Home Health & Hospice Week

Patient Satisfaction:

Get Ready: CAHPS Deadline Just Months Away

Exemption application for the patient satisfaction  survey requirement due in June.

If you've been putting CAHPS on the back burner while tackling OASIS C and other concerns,now's the time to move it up before you get burned.

Starting in 2012, the Centers for Medicare & Medicaid Services will reduce home health agencies' prospective payment system payments by 2 percent if they don't report patient satisfaction survey data under the new Home Health Consumer Assessment of Healthcare Providers and Systems (CAHPS) program.

Background: HHAs that participate in the CAHPS program must contract with a third party vendor to conduct patient satisfaction surveys that include 34 core required questions and nine optional ones. Agencies may also add their own unique questions to the tool, CMS explained in last year's PPS rate update notice. Agencies must strive to obtain 300 survey completions per year.

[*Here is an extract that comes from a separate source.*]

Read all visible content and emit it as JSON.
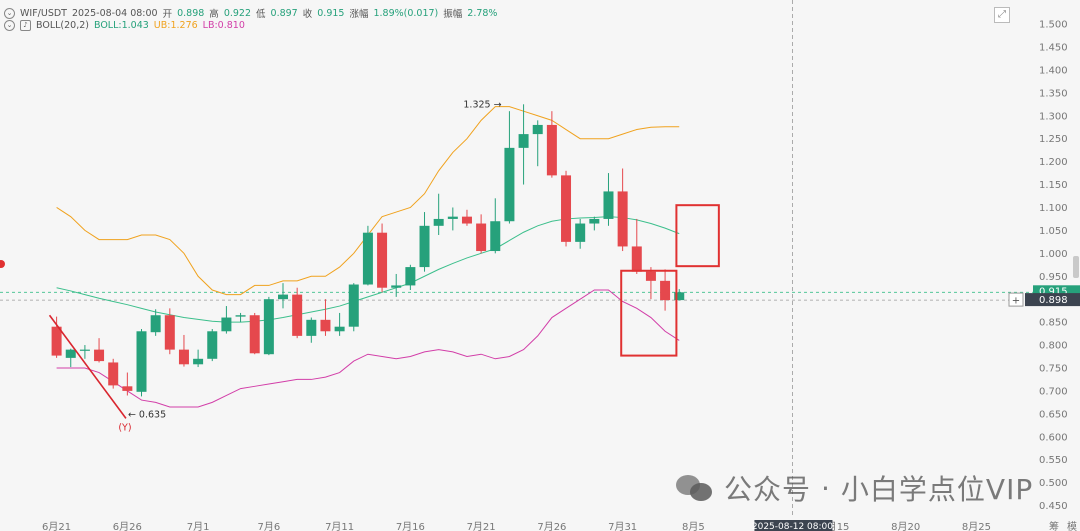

Although 2012 sounds far away, "you need to start data collection now for that," emphasized CMS's Elizabeth Goldstein at the National Association for Home Care & Hospice's March on Washington annual meeting.

Under the CAHPS requirements, agencies must conduct a "dry run" of survey data collection in July, August, or September of this year, Goldstein said in an April 12 session. Then ongoing data collection begins in October.

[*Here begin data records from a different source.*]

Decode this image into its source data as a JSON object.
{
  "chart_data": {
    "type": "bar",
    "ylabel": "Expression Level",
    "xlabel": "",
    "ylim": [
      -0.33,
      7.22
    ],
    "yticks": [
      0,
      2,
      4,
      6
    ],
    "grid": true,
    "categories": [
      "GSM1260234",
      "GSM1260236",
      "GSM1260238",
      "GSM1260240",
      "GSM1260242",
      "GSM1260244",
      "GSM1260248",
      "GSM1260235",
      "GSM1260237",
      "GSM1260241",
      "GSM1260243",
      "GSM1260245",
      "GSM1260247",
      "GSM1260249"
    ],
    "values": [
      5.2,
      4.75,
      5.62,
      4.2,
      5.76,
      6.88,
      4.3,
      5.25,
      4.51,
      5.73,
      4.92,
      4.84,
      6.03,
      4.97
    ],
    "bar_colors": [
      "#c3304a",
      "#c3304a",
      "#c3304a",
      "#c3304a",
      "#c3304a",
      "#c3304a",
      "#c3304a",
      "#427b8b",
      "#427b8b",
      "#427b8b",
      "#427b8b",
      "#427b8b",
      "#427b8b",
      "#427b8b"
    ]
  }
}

"The dry run period is really valuable," Goldstein said. Agencies can use it to iron out any kinks in the survey process with their new vendor. "If you mess up, it's OK to mess up in the dry run period," she reassured attendees.

Tip: There is no requirement of how much data an agency must report during the dry run, Goldstein added.

CMS has 41 vendors currently approved for CAHPS data collection, Goldstein reported. "This list will go up over time," she predicted. CMS began allowing CAHPS data collection in October 2009 and the first data has begun coming in, Goldstein noted.

HHAs that serve less than 60 survey-eligible patients annually are exempt from the CAHPS requirement. However, they must fill out an exemption application or lose the 2 percent off their 2012 reimbursement rates.

The applications are due by June 16, Goldstein stressed. "I encourage you to get it done as soon as possible," she told agencies. CMS has begun receiving applications already, she reported.

CAHPS Data To Hit Home Health Compare Next Spring

The patient satisfaction survey data will be publicly reported on Home Health Compare startingin spring 2011, Goldstein reminded attendees. Then the data will get updated quarterly.

Home Health Compare won't list every question because that would be too overwhelming for consumers, Goldstein explained. Instead, the site will report three composite measures on care of patients, communication between providers and patients, and specific care issues. It also will display two global ratings on the agency -- an overall score and a measure on patient willingness to recommend the HHA to family and friends.

CMS and its contractor are working on a risk adjustment model for the patient survey data now, Goldstein said.

For example: Patients with more education tend to be "pickier" and give agencies lower scores, Goldstein pointed out. The risk adjustment model will take such demographic information into account.

CMS and its contractor are also conducting a "mode experiment" to see whether data differs based on how it's collected -- by mail or phone. In other CAHPS settings like hospitals, phone responses tend to be more positive than mail ones, Goldstein noted. If that's the case in home care, the risk adjustment model will take the mode into account.

Clarification: Your CAHPS survey data will still be displayed on Home Health Compare, even if you don't reach the 300-survey goal, Goldstein responded to a question from an attendee.

As long as you survey all of your eligible patients, you won't be held at fault if you don't reach the 300 mark, Goldstein said in response to another question. As long as you are following the CAHPS protocols, you'll be fine, she assured.

Tip: Your patients may have difficulty filling out the surveys, but you aren't allowed to help them with it at all, Goldstein emphasized. That means you can't even read the questions for them.

Unlike in some other CAHPS settings, CMS will allow a proxy to fill out the survey for the patient, she added. That means family or friends can complete the survey.

The CAHPS survey is not yet mandatory. If you want to opt out of the survey and take the 2 percent hit, CMS will allow it. (For pros and cons of opting out of CAHPS, see Eli's HCW, Vol. XVIII, No. 42, p. 323.)

Note: More information and resources on CAHPS, including the exemption application and the list of vendors, is at www.homehealthcahps.org.